Dalam pemeriksaan perkara jenis ini, hakim mempertimbangkan kesetaraan gender dan non-diskriminasi dengan mengidentifikasi fakta persidangan, seperti ketidaksetaraan status sosial antara para pihak yang berperkara; ketidaksetaraan perlindungan hukum yang berdampak pada akses keadilan; diskriminasi; dampak psikis yang dialami korban; ketidakberdayaan fisik dan psikis korban; relasi kuasa yang mengakibatkan korban/saksi tidak berdaya; dan riwayat kekerasan dari pelaku terhadap korban/saksi.

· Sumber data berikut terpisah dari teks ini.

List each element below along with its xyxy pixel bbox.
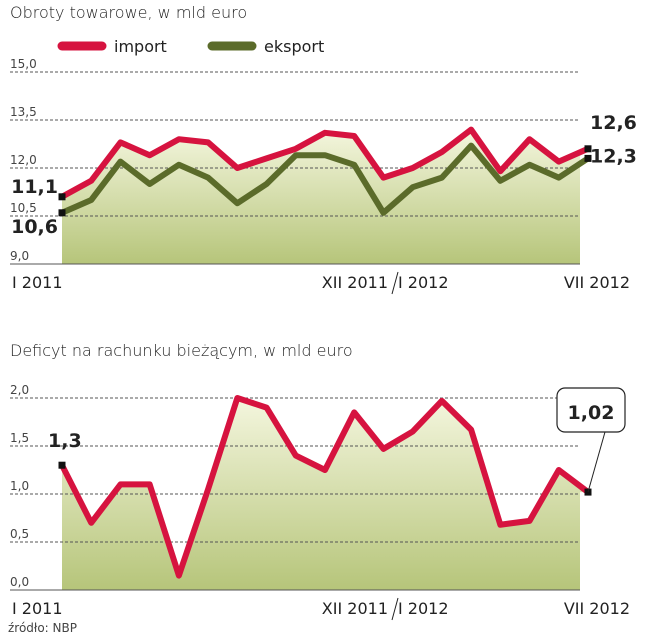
x-tick-label: I 2011	[12, 273, 63, 292]
x-divider	[391, 597, 399, 621]
callout-box	[556, 387, 626, 433]
value-label: 10,6	[11, 216, 58, 238]
value-label: 12,6	[590, 112, 637, 134]
x-divider	[391, 271, 399, 295]
value-label: 12,3	[590, 145, 637, 167]
callout-line	[587, 431, 606, 493]
chart-title: Obroty towarowe, w mld euro	[10, 3, 247, 22]
point-marker	[58, 193, 66, 201]
x-tick-label: I 2012	[398, 599, 449, 618]
point-marker	[58, 461, 66, 469]
x-tick-label: VII 2012	[564, 599, 630, 618]
y-tick-label: 1,0	[10, 479, 29, 493]
y-tick-label: 9,0	[10, 249, 29, 263]
x-tick-label: I 2012	[398, 273, 449, 292]
point-marker	[584, 145, 592, 153]
value-label: 11,1	[11, 176, 58, 198]
y-tick-label: 0,0	[10, 575, 29, 589]
chart-title: Deficyt na rachunku bieżącym, w mld euro	[10, 341, 353, 360]
x-tick-label: I 2011	[12, 599, 63, 618]
legend-label: import	[114, 37, 167, 56]
source: źródło: NBP	[8, 621, 77, 635]
value-label: 1,02	[568, 402, 615, 424]
y-tick-label: 12,0	[10, 153, 37, 167]
x-tick-label: XII 2011	[322, 273, 388, 292]
series-line	[60, 126, 590, 200]
series-line	[59, 395, 590, 579]
series-line	[60, 142, 590, 216]
y-tick-label: 13,5	[10, 105, 37, 119]
y-tick-label: 15,0	[10, 57, 37, 71]
point-marker	[584, 154, 592, 162]
value-label: 1,3	[48, 430, 82, 452]
y-tick-label: 10,5	[10, 201, 37, 215]
y-tick-label: 1,5	[10, 431, 29, 445]
y-tick-label: 2,0	[10, 383, 29, 397]
y-tick-label: 0,5	[10, 527, 29, 541]
x-tick-label: VII 2012	[564, 273, 630, 292]
legend-label: eksport	[264, 37, 324, 56]
point-marker	[58, 209, 66, 217]
x-tick-label: XII 2011	[322, 599, 388, 618]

Sesuai Pasal 5 Perma No. 3 Tahun 2017 tentang Pedoman Mengadili Perkara Perempuan Berhadapan Dengan Hukum, hakim dilarang menunjukkan sikap atau mengeluarkan pernyataan yang merendahkan, menyalahkan dan/atau mengintimidasi perempuan berhadapan dengan hukum; membenarkan terjadinya diskriminasi terhadap perempuan dengan menggunakan kebudayaan, aturan adat, dan praktik tradisional lain ataupun menggunakan penafsiran ahli yang bias gender; mempertanyakan dan/atau mempertimbangkan pengalaman atau latar belakang seksualitas korban sebagai dasar membebaskan pelaku atau meringankan hukuman pelaku; dan mengeluarkan pernyataan atau pandangan yang mengandung stereotip gender.

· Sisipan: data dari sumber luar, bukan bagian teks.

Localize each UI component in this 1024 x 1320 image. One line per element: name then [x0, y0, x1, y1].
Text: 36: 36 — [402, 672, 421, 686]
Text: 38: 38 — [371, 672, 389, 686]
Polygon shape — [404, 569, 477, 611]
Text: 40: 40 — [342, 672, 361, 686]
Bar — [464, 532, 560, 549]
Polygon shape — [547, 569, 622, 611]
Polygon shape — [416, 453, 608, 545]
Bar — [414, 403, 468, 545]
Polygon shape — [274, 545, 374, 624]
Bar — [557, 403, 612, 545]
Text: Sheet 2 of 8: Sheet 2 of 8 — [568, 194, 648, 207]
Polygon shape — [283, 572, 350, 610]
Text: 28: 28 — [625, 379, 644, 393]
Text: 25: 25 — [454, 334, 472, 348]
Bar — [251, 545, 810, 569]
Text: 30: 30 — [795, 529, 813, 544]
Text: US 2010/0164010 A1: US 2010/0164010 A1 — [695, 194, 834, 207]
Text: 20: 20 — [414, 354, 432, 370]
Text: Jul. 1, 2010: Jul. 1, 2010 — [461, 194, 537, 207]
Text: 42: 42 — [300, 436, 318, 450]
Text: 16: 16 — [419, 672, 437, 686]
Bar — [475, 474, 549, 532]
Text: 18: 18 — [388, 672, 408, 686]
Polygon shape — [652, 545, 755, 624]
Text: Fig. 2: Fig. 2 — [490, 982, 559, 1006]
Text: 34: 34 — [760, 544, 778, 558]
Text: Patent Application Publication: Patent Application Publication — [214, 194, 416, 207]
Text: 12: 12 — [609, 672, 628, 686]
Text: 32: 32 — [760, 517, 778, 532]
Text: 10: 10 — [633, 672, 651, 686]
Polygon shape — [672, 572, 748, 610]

“Ada kewajiban hakim dalam mengadili perkara perempuan berhadapan dengan hukum berdasarkan Pasal 6 Perma No. 3 Tahun 2017 tentang Pedoman Mengadili Perkara Perempuan,” demikian bunyi Lampiran Keputusan ini.  

Hakim saat mengadili perkara perempuan berhadapan dengan hukum sebagai pelaku wajib mempertimbangkan fakta-fakta hukum dengan pendekatan keadilan restoratif. Jika sebagai korban, hakim wajib mempertimbangkan fakta-fakta hukum dan implikasi di masa yang akan datang dengan pendekatan keadilan restoratif. Hakim juga harus mempertimbangkan kerugian yang dialami korban dan dampak kasus serta kebutuhan pemulihan korban.

"Hakim wajib memberitahukan kepada korban tentang hak-haknya tentang Restitusi dan Kompensasi sebagaimana diatur Pasal 98 KUHAP dan ketentuan lainnya. Pengadilan wajib menyediakan daftar Peksos (Pekerja Sosial profesional) dengan berkoordinasi kepada dinas sosial setempat."

Bila mengalami hambatan fisik dan psikis membutuhkan pendampingan, hakim wajib memerintahkan kehadiran pendamping baginya. Pengadilan wajib menyediakan daftar pendamping sesuai kebutuhannya berdasarkan pendapat ahli (psikiater, dokter, psikolog dan keluarga) melalui pengisian formulir penilaian personal yang disediakan di meja Pelayanan Terpadu Satu Pintu (PTSP).

Dalam pemeriksaan perkara perempuan berhadapan dengan hukum, hakim dapat memerintahkan untuk didengar keterangannya melalui pemeriksaan dengan komunikasi audio visual jarak jauh di pengadilan setempat atau di tempat lain berdasarkan Pasal 10 Perma Nomor 3 Tahun 2017.